You know what? Don't you ever, ever put "you" and "I" in the same sentence again. You are nothing like me. A world does not exist where you are even a fraction of an equal to my ballsack. You are but a fissure, upon the asshole, upon the ass, upon the worthless coward scampering around the mountains of Afghanistan looking over his shoulder for the next blow of the mighty iron fist, that is, the United States Military. That entity among the American public that you have grown aversion for is called patriotism. It is alive and flourishing despite the regurgitation of anti-American filth that echoes in your blatantly misguided antics.
Fuck you, and fuck your gorilla's abortion of a father for not raising a more patriotic son that would have more sense and understanding than that of the average baked walleye trout dinner.
Hippies. Bah. In fact, I make every effort to make the very last thing they see on this world, before the darkening cloak of death creeps over their eyes as they lie in their wrecked cars lying on the embankment of the road following four barrel rolls down I-95, is the American Flag I have (properly) displayed in my rear window and the "How's my driving call 1-800-EAT-SHIT" sticker on my bumper.
I was patriotic before Sept 11th, I am your pain, and I am eternal.

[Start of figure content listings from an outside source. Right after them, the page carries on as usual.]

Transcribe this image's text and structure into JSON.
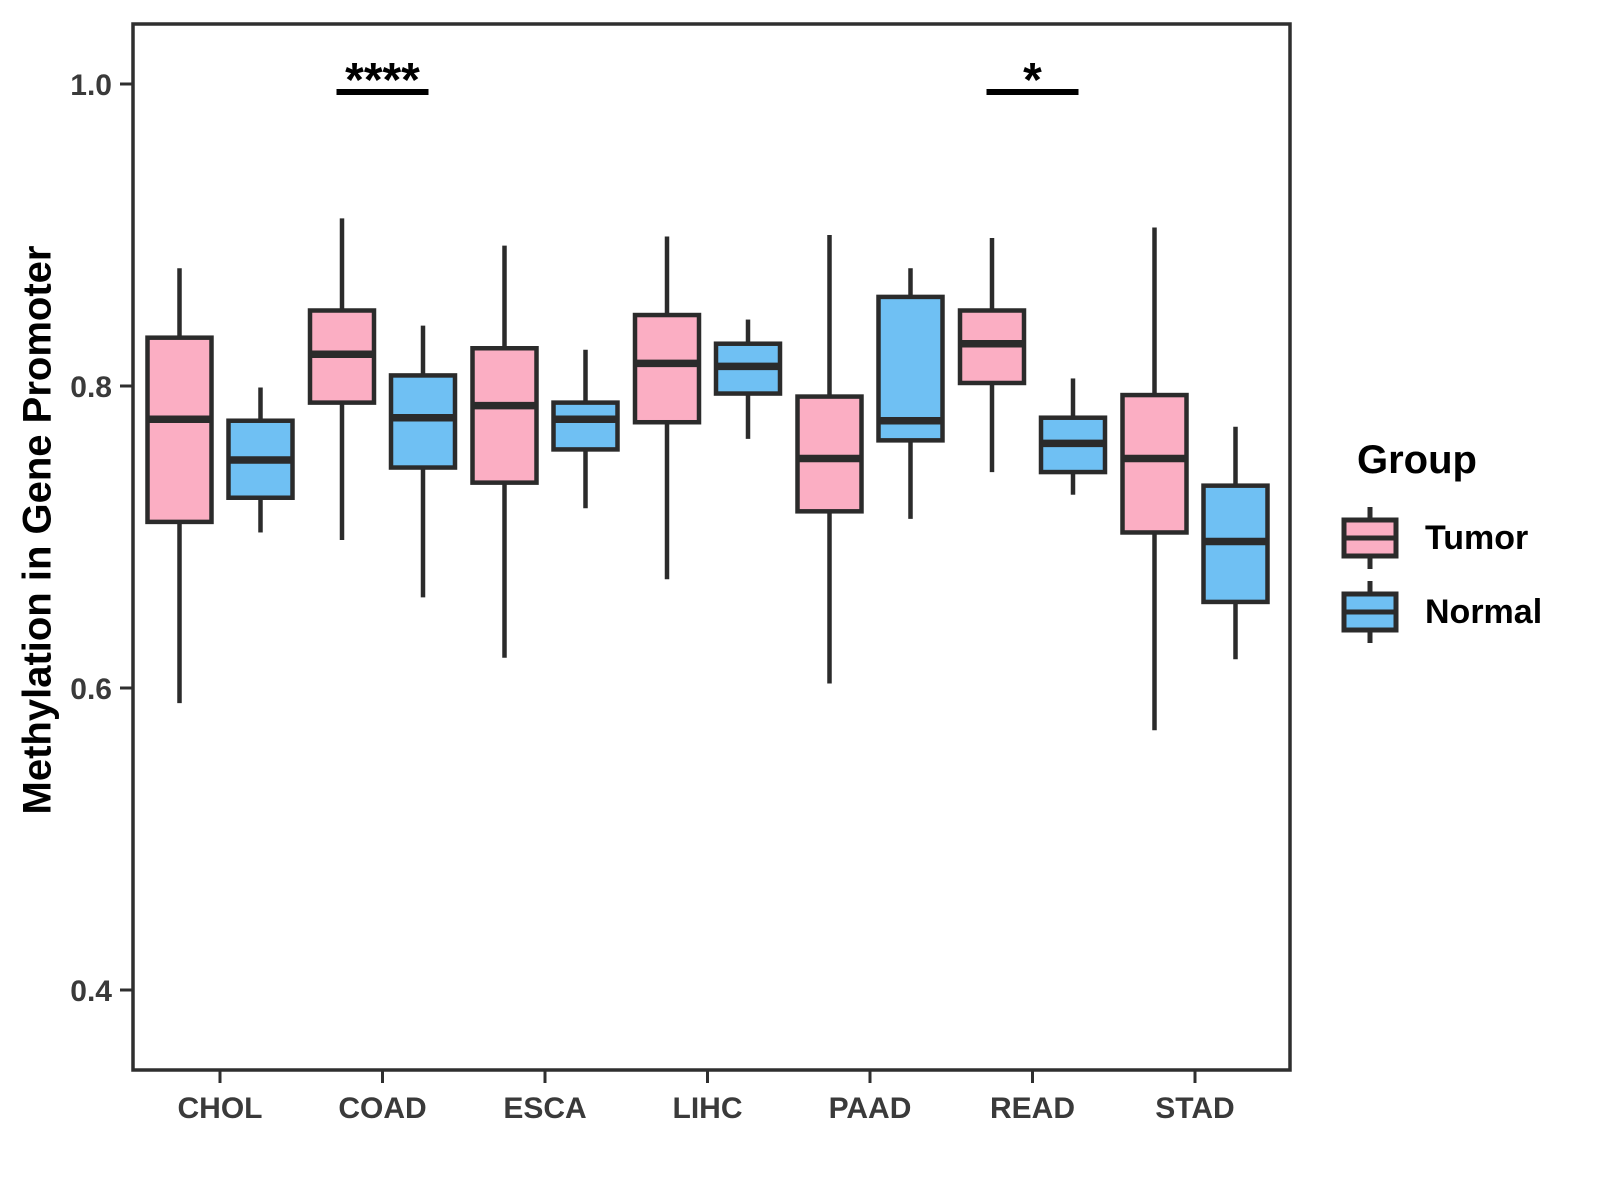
{
  "figure": {
    "y_axis_title": "Methylation in Gene Promoter",
    "legend": {
      "title": "Group",
      "items": [
        {
          "label": "Tumor",
          "color": "#FBAEC3"
        },
        {
          "label": "Normal",
          "color": "#6FC0F3"
        }
      ]
    }
  },
  "chart_data": {
    "type": "boxplot",
    "title": "",
    "xlabel": "",
    "ylabel": "Methylation in Gene Promoter",
    "categories": [
      "CHOL",
      "COAD",
      "ESCA",
      "LIHC",
      "PAAD",
      "READ",
      "STAD"
    ],
    "yticks": [
      0.4,
      0.6,
      0.8,
      1.0
    ],
    "ylim": [
      0.35,
      1.04
    ],
    "grid": false,
    "legend_position": "right",
    "series": [
      {
        "name": "Tumor",
        "color": "#FBAEC3",
        "boxes": [
          {
            "min": 0.59,
            "q1": 0.71,
            "median": 0.778,
            "q3": 0.832,
            "max": 0.878
          },
          {
            "min": 0.698,
            "q1": 0.789,
            "median": 0.821,
            "q3": 0.85,
            "max": 0.911
          },
          {
            "min": 0.62,
            "q1": 0.736,
            "median": 0.787,
            "q3": 0.825,
            "max": 0.893
          },
          {
            "min": 0.672,
            "q1": 0.776,
            "median": 0.815,
            "q3": 0.847,
            "max": 0.899
          },
          {
            "min": 0.603,
            "q1": 0.717,
            "median": 0.752,
            "q3": 0.793,
            "max": 0.9
          },
          {
            "min": 0.743,
            "q1": 0.802,
            "median": 0.828,
            "q3": 0.85,
            "max": 0.898
          },
          {
            "min": 0.572,
            "q1": 0.703,
            "median": 0.752,
            "q3": 0.794,
            "max": 0.905
          }
        ]
      },
      {
        "name": "Normal",
        "color": "#6FC0F3",
        "boxes": [
          {
            "min": 0.703,
            "q1": 0.726,
            "median": 0.751,
            "q3": 0.777,
            "max": 0.799
          },
          {
            "min": 0.66,
            "q1": 0.746,
            "median": 0.779,
            "q3": 0.807,
            "max": 0.84
          },
          {
            "min": 0.719,
            "q1": 0.758,
            "median": 0.778,
            "q3": 0.789,
            "max": 0.824
          },
          {
            "min": 0.765,
            "q1": 0.795,
            "median": 0.813,
            "q3": 0.828,
            "max": 0.844
          },
          {
            "min": 0.712,
            "q1": 0.764,
            "median": 0.777,
            "q3": 0.859,
            "max": 0.878
          },
          {
            "min": 0.728,
            "q1": 0.743,
            "median": 0.762,
            "q3": 0.779,
            "max": 0.805
          },
          {
            "min": 0.619,
            "q1": 0.657,
            "median": 0.697,
            "q3": 0.734,
            "max": 0.773
          }
        ]
      }
    ],
    "significance": [
      {
        "category": "COAD",
        "label": "****"
      },
      {
        "category": "READ",
        "label": "*"
      }
    ],
    "colors": {
      "box_stroke": "#2B2B2B",
      "axis_text": "#3A3A3A",
      "panel_border": "#2F2F2F",
      "annotation": "#000000"
    }
  }
}
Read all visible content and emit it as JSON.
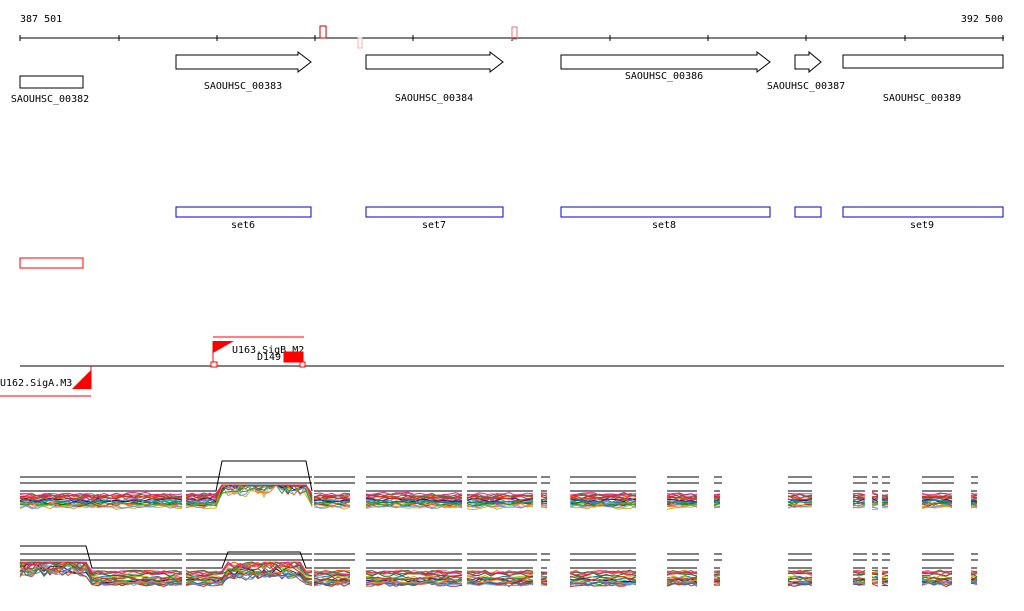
{
  "ruler": {
    "start_label": "387 501",
    "end_label": "392 500"
  },
  "genes": [
    {
      "id": "SAOUHSC_00382",
      "label": "SAOUHSC_00382",
      "strand": "none"
    },
    {
      "id": "SAOUHSC_00383",
      "label": "SAOUHSC_00383",
      "strand": "+"
    },
    {
      "id": "SAOUHSC_00384",
      "label": "SAOUHSC_00384",
      "strand": "+"
    },
    {
      "id": "SAOUHSC_00386",
      "label": "SAOUHSC_00386",
      "strand": "+"
    },
    {
      "id": "SAOUHSC_00387",
      "label": "SAOUHSC_00387",
      "strand": "+"
    },
    {
      "id": "SAOUHSC_00389",
      "label": "SAOUHSC_00389",
      "strand": "none"
    }
  ],
  "sets": [
    {
      "label": "set6"
    },
    {
      "label": "set7"
    },
    {
      "label": "set8"
    },
    {
      "label": ""
    },
    {
      "label": "set9"
    }
  ],
  "promoters": [
    {
      "label": "U163.SigB.M2",
      "strand": "+"
    },
    {
      "label": "U162.SigA.M3",
      "strand": "-"
    }
  ],
  "features": [
    {
      "label": "D149"
    }
  ],
  "colors": {
    "gene_stroke": "#000000",
    "set_stroke": "#0000cc",
    "highlight": "#ff0000",
    "marker": "#cc0000"
  }
}
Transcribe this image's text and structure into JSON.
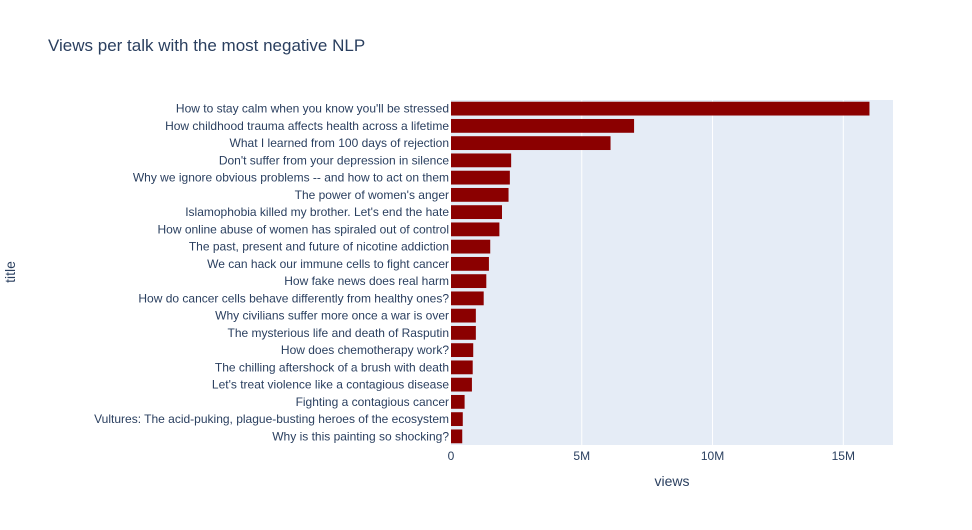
{
  "chart_data": {
    "type": "bar",
    "orientation": "horizontal",
    "title": "Views per talk with the most negative NLP",
    "xlabel": "views",
    "ylabel": "title",
    "xlim": [
      0,
      16900000
    ],
    "x_ticks": [
      0,
      5000000,
      10000000,
      15000000
    ],
    "x_tick_labels": [
      "0",
      "5M",
      "10M",
      "15M"
    ],
    "grid": true,
    "bar_color": "#8b0000",
    "plot_bg": "#e5ecf6",
    "categories": [
      "How to stay calm when you know you'll be stressed",
      "How childhood trauma affects health across a lifetime",
      "What I learned from 100 days of rejection",
      "Don't suffer from your depression in silence",
      "Why we ignore obvious problems -- and how to act on them",
      "The power of women's anger",
      "Islamophobia killed my brother. Let's end the hate",
      "How online abuse of women has spiraled out of control",
      "The past, present and future of nicotine addiction",
      "We can hack our immune cells to fight cancer",
      "How fake news does real harm",
      "How do cancer cells behave differently from healthy ones?",
      "Why civilians suffer more once a war is over",
      "The mysterious life and death of Rasputin",
      "How does chemotherapy work?",
      "The chilling aftershock of a brush with death",
      "Let's treat violence like a contagious disease",
      "Fighting a contagious cancer",
      "Vultures: The acid-puking, plague-busting heroes of the ecosystem",
      "Why is this painting so shocking?"
    ],
    "values": [
      16000000,
      7000000,
      6100000,
      2300000,
      2250000,
      2200000,
      1950000,
      1850000,
      1500000,
      1450000,
      1350000,
      1250000,
      950000,
      950000,
      850000,
      830000,
      800000,
      520000,
      450000,
      430000
    ]
  }
}
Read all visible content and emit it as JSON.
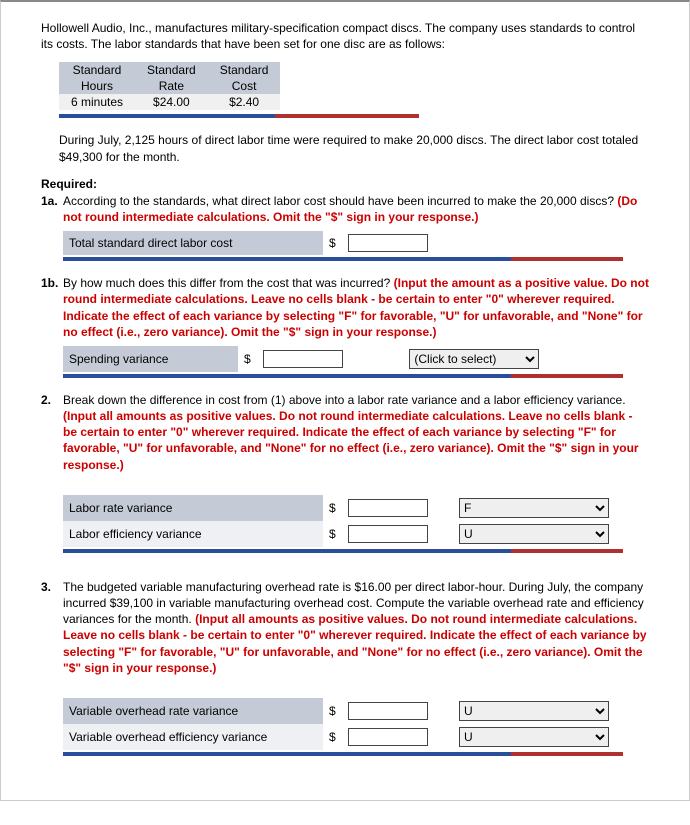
{
  "intro": "Hollowell Audio, Inc., manufactures military-specification compact discs. The company uses standards to control its costs. The labor standards that have been set for one disc are as follows:",
  "std": {
    "h1": "Standard",
    "h1b": "Hours",
    "h2": "Standard",
    "h2b": "Rate",
    "h3": "Standard",
    "h3b": "Cost",
    "v1": "6 minutes",
    "v2": "$24.00",
    "v3": "$2.40"
  },
  "during": "During July, 2,125 hours of direct labor time were required to make 20,000 discs. The direct labor cost totaled $49,300 for the month.",
  "required_label": "Required:",
  "q1a_num": "1a.",
  "q1a_text": "According to the standards, what direct labor cost should have been incurred to make the 20,000 discs? ",
  "q1a_hint": "(Do not round intermediate calculations. Omit the \"$\" sign in your response.)",
  "q1a_rowlabel": "Total standard direct labor cost",
  "dollar": "$",
  "q1b_num": "1b.",
  "q1b_text": "By how much does this differ from the cost that was incurred? ",
  "q1b_hint": "(Input the amount as a positive value. Do not round intermediate calculations. Leave no cells blank - be certain to enter \"0\" wherever required. Indicate the effect of each variance by selecting \"F\" for favorable, \"U\" for unfavorable, and \"None\" for no effect (i.e., zero variance). Omit the \"$\" sign in your response.)",
  "q1b_rowlabel": "Spending variance",
  "q1b_select_placeholder": "(Click to select)",
  "q2_num": "2.",
  "q2_text": "Break down the difference in cost from (1) above into a labor rate variance and a labor efficiency variance. ",
  "q2_hint": "(Input all amounts as positive values. Do not round intermediate calculations. Leave no cells blank - be certain to enter \"0\" wherever required. Indicate the effect of each variance by selecting \"F\" for favorable, \"U\" for unfavorable, and \"None\" for no effect (i.e., zero variance). Omit the \"$\" sign in your response.)",
  "q2_row1": "Labor rate variance",
  "q2_row2": "Labor efficiency variance",
  "q2_sel1": "F",
  "q2_sel2": "U",
  "q3_num": "3.",
  "q3_text": "The budgeted variable manufacturing overhead rate is $16.00 per direct labor-hour. During July, the company incurred $39,100 in variable manufacturing overhead cost. Compute the variable overhead rate and efficiency variances for the month. ",
  "q3_hint": "(Input all amounts as positive values. Do not round intermediate calculations. Leave no cells blank - be certain to enter \"0\" wherever required. Indicate the effect of each variance by selecting \"F\" for favorable, \"U\" for unfavorable, and \"None\" for no effect (i.e., zero variance). Omit the \"$\" sign in your response.)",
  "q3_row1": "Variable overhead rate variance",
  "q3_row2": "Variable overhead efficiency variance",
  "q3_sel1": "U",
  "q3_sel2": "U",
  "opts": {
    "none": "(Click to select)",
    "F": "F",
    "U": "U",
    "N": "None"
  }
}
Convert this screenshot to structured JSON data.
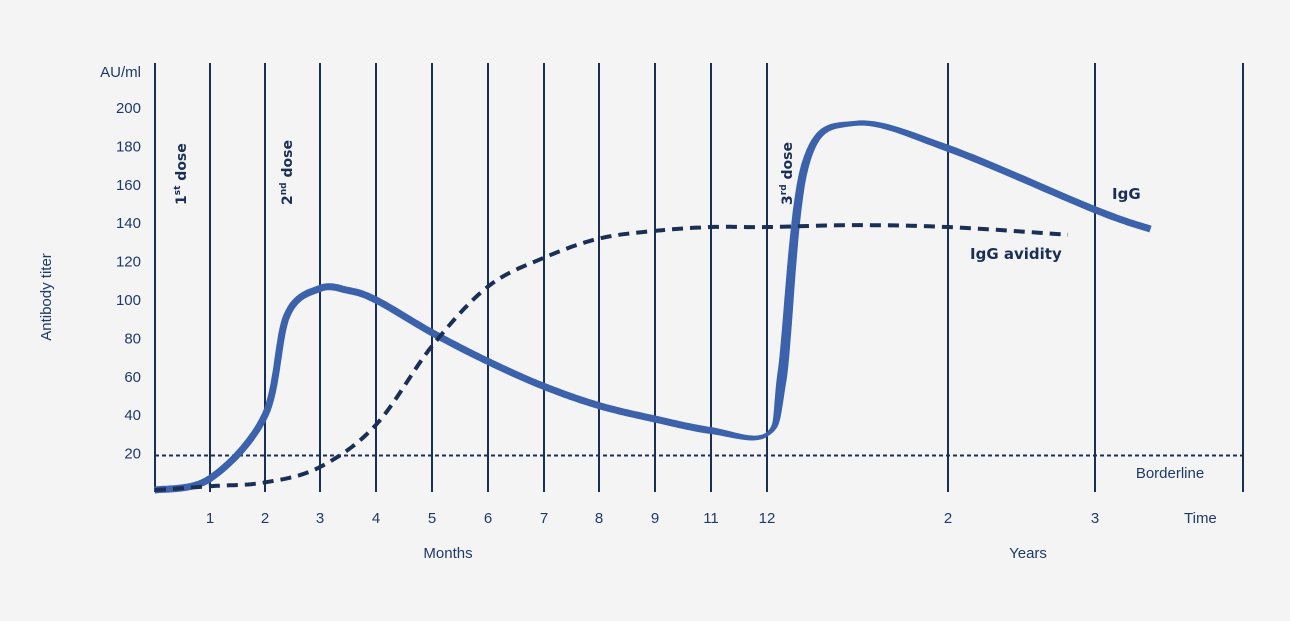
{
  "chart_data": {
    "type": "line",
    "y_unit_label": "AU/ml",
    "ylabel": "Antibody titer",
    "ylim": [
      0,
      200
    ],
    "y_ticks": [
      "20",
      "40",
      "60",
      "80",
      "100",
      "120",
      "140",
      "160",
      "180",
      "200"
    ],
    "x_ticks": [
      "1",
      "2",
      "3",
      "4",
      "5",
      "6",
      "7",
      "8",
      "9",
      "11",
      "12",
      "2",
      "3"
    ],
    "x_time_label": "Time",
    "x_group_labels": [
      "Months",
      "Years"
    ],
    "borderline": {
      "value": 19,
      "label": "Borderline"
    },
    "doses": [
      {
        "sup_base": "1",
        "sup": "st",
        "text": " dose",
        "at": "1"
      },
      {
        "sup_base": "2",
        "sup": "nd",
        "text": " dose",
        "at": "2"
      },
      {
        "sup_base": "3",
        "sup": "rd",
        "text": " dose",
        "at": "12 months"
      }
    ],
    "series": [
      {
        "name": "IgG",
        "color": "#3b62aa",
        "style": "solid",
        "points": [
          [
            "0",
            1
          ],
          [
            "1",
            7
          ],
          [
            "2",
            40
          ],
          [
            "2.4",
            92
          ],
          [
            "3",
            106
          ],
          [
            "3.5",
            105
          ],
          [
            "4",
            100
          ],
          [
            "5",
            83
          ],
          [
            "6",
            68
          ],
          [
            "7",
            55
          ],
          [
            "8",
            45
          ],
          [
            "9",
            38
          ],
          [
            "11",
            32
          ],
          [
            "12",
            30
          ],
          [
            "12+",
            60
          ],
          [
            "12++",
            170
          ],
          [
            "1.5 years",
            192
          ],
          [
            "2 years",
            179
          ],
          [
            "3 years",
            147
          ],
          [
            "3.4 years",
            137
          ]
        ]
      },
      {
        "name": "IgG avidity",
        "color": "#1a2f55",
        "style": "dashed",
        "points": [
          [
            "0",
            1
          ],
          [
            "1",
            3
          ],
          [
            "2",
            5
          ],
          [
            "3",
            13
          ],
          [
            "4",
            35
          ],
          [
            "5",
            76
          ],
          [
            "6",
            107
          ],
          [
            "7",
            122
          ],
          [
            "8",
            132
          ],
          [
            "9",
            136
          ],
          [
            "11",
            138
          ],
          [
            "12",
            138
          ],
          [
            "1.5 years",
            139
          ],
          [
            "2 years",
            138
          ],
          [
            "2.8 years",
            134
          ]
        ]
      }
    ]
  }
}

Remember, if there wasn't a Pearl Harbor, there would not have been a Hiroshima.
Ernie
PS -- you can indeed be sure that you have not run across my path before, because I would have smashed out that section of your car window desecrated by your UPC flag, and taken a nice big American crap on your dashboard, all while skullfucking your little sister. And you shall know I was there from the aroma of frothy Sam Adams beer and digested cheeseburger that forever more danced in your nostrils.